Cocktail de fonctions pour une double peau photovoltaïque

Mots clés : Energie renouvelable - Sécurite des ouvrages

La façade sert à la fois de garde-corps et à produire de l’énergie. Une première en France !

Le quartier Confluence à Lyon accueillera bientôt un îlot à énergie positive. Dans cet ensemble, l’architecte japonais Kengo Kuma a réalisé trois immeubles, dont le bâtiment de logements baptisé Minami qui se caractérise par sa façade photovoltaïque. Il s’agit d’une double peau ventilée, dont la peau intérieure constituée de fenêtres mixtes bois-aluminium assure l’étanchéité et l’isolation thermique ; la peau extérieure, formée de vitrages feuilletés équipés de cellules photovoltaïques, est partiellement ouverte sur l’extérieur. « La difficulté réside dans les multiples fonctions d’un même élément », indique Pierre Martin, ingénieur spécialiste des produits verriers à l’Apave. « Ici, les vitrages fixés en VEA doivent assurer à la fois la sécurité des personnes et la production d’énergie sans se briser sous les effets des déformations différentielles d’un balcon par rapport à l’autre. Nous avons également vérifié que l’échauffement des cellules n’entraînait pas de risque de brûlure », poursuit-il. Afin de prendre en compte tous ces paramètres, une appréciation technique d’expérimentation (Atex) a été réalisée sur les vitrages et leur système d’accroche. Le vitrage proprement dit est constitué de deux verres trempés de 10 mm d’épaisseur entre lesquels un intercalaire encapsule les cellules photovoltaïques, dont le nombre et l’implantation varient en fonction des modules. Les 214 vitrages sont fixés en façade grâce à une ossature secondaire en acier. « Si l’ossature maintient les vitrages en tête et en pied, elle ne relie pas les balcons entre eux, ce qui préserve la transparence de l’ensemble », précise Cédric Fontbonne, directeur général de la société du même nom, en charge ici du lot façade photovoltaïque et garde-corps.

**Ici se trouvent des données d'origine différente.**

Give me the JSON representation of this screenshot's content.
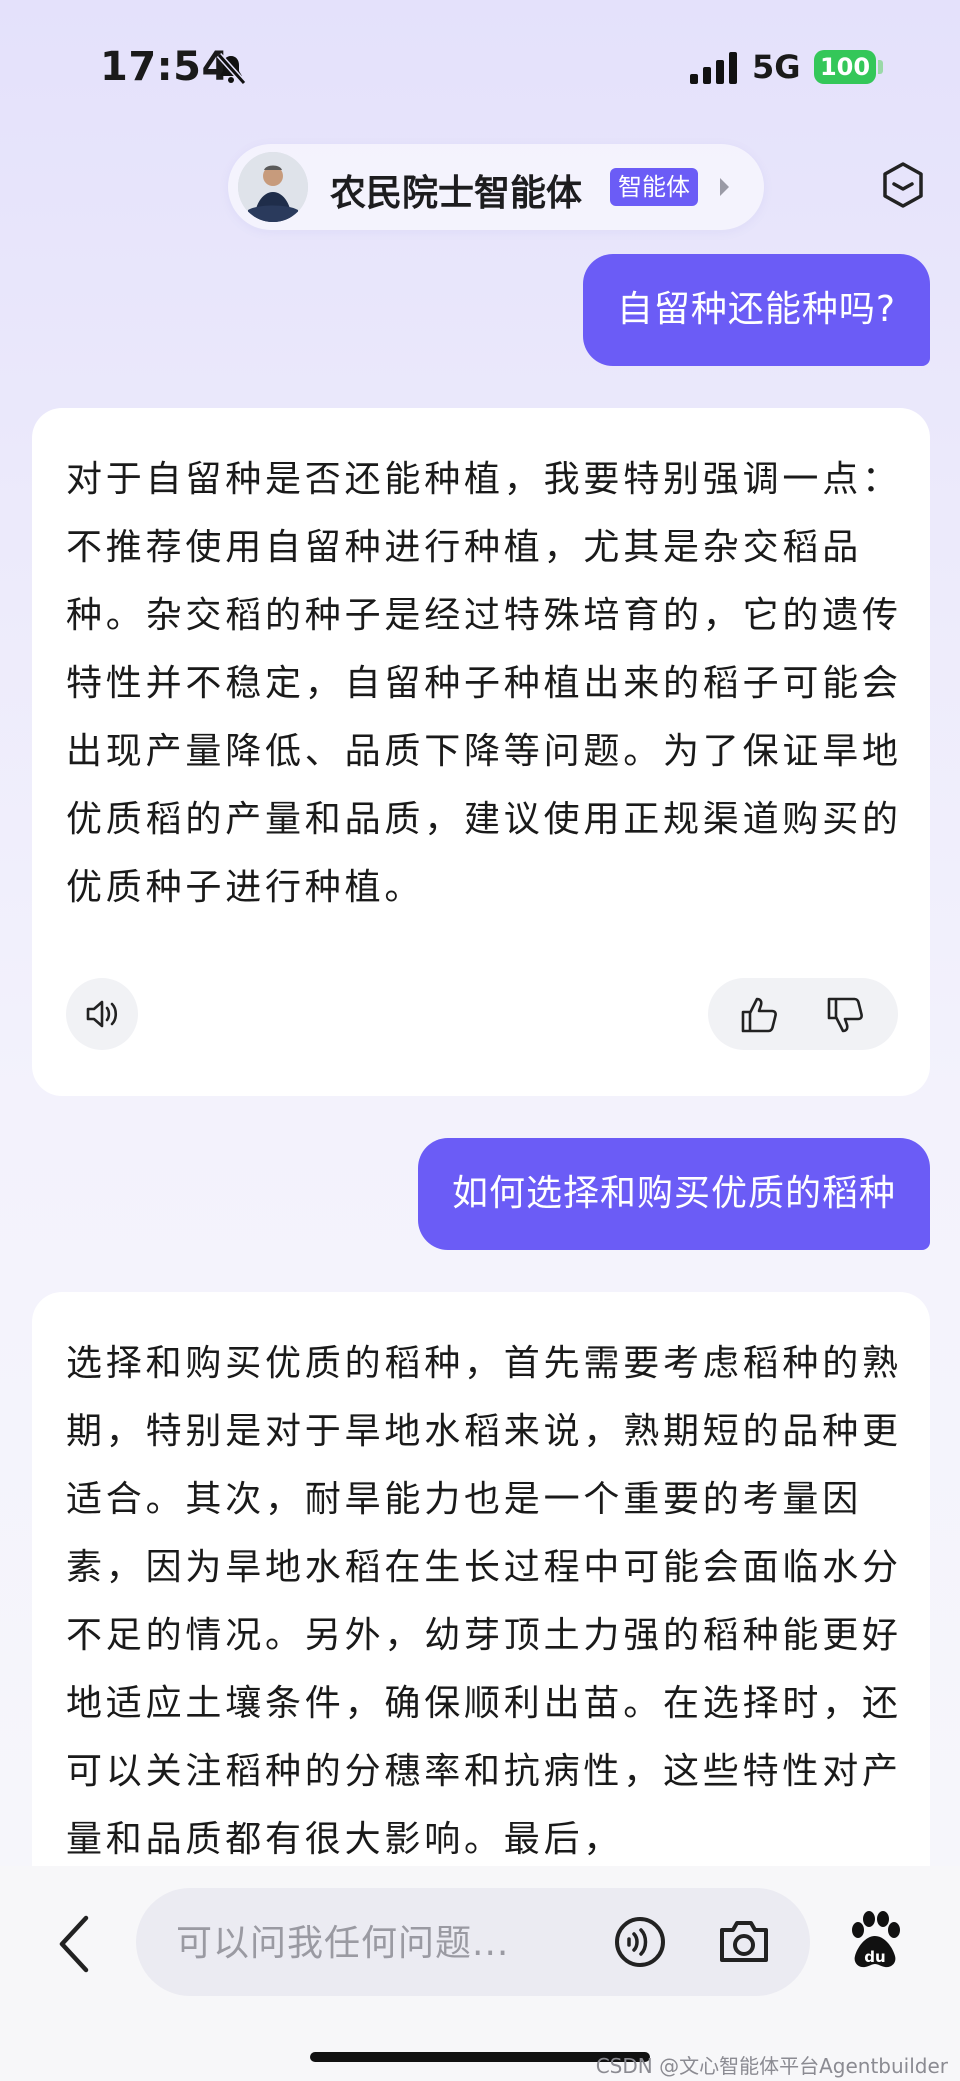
{
  "status": {
    "time": "17:54",
    "network": "5G",
    "battery": "100"
  },
  "agent": {
    "name": "农民院士智能体",
    "badge": "智能体"
  },
  "conversation": [
    {
      "role": "user",
      "text": "自留种还能种吗?"
    },
    {
      "role": "bot",
      "text": "对于自留种是否还能种植，我要特别强调一点：不推荐使用自留种进行种植，尤其是杂交稻品种。杂交稻的种子是经过特殊培育的，它的遗传特性并不稳定，自留种子种植出来的稻子可能会出现产量降低、品质下降等问题。为了保证旱地优质稻的产量和品质，建议使用正规渠道购买的优质种子进行种植。"
    },
    {
      "role": "user",
      "text": "如何选择和购买优质的稻种"
    },
    {
      "role": "bot",
      "text": "选择和购买优质的稻种，首先需要考虑稻种的熟期，特别是对于旱地水稻来说，熟期短的品种更适合。其次，耐旱能力也是一个重要的考量因素，因为旱地水稻在生长过程中可能会面临水分不足的情况。另外，幼芽顶土力强的稻种能更好地适应土壤条件，确保顺利出苗。在选择时，还可以关注稻种的分穗率和抗病性，这些特性对产量和品质都有很大影响。最后，"
    }
  ],
  "input": {
    "placeholder": "可以问我任何问题..."
  },
  "watermark": "CSDN @文心智能体平台Agentbuilder",
  "colors": {
    "accent": "#6b5cf6",
    "battery": "#34c759"
  }
}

Nécessaire évaluation des risques

L’organisation de cette ossature secondaire joue un rôle important car c’est elle qui absorbe ces jeux différentiels. Elle est fixée en nez de dalle grâce à des chevilles chimiques. Ces chevilles tiennent un potelet, auquel sont reliées des attaches. Ces dernières maintiennent le vitrage par le biais de fixations ponctuelles. « Afin de ne jamais brider les vitrages, des trous oblongs ont été réalisés dans ces attaches afin d’absorber les jeux différentiels », précise Pierre Martin. « Sur ce projet, l’évaluation des risques a été primordiale. Réalisée très tôt lors de la conception, elle a permis de respecter les délais et les coûts, sans freiner l’innovation », constate le spécialiste de l’Apave. En l’occurrence, la pose de la façade a demandé deux mois et le budget a été respecté.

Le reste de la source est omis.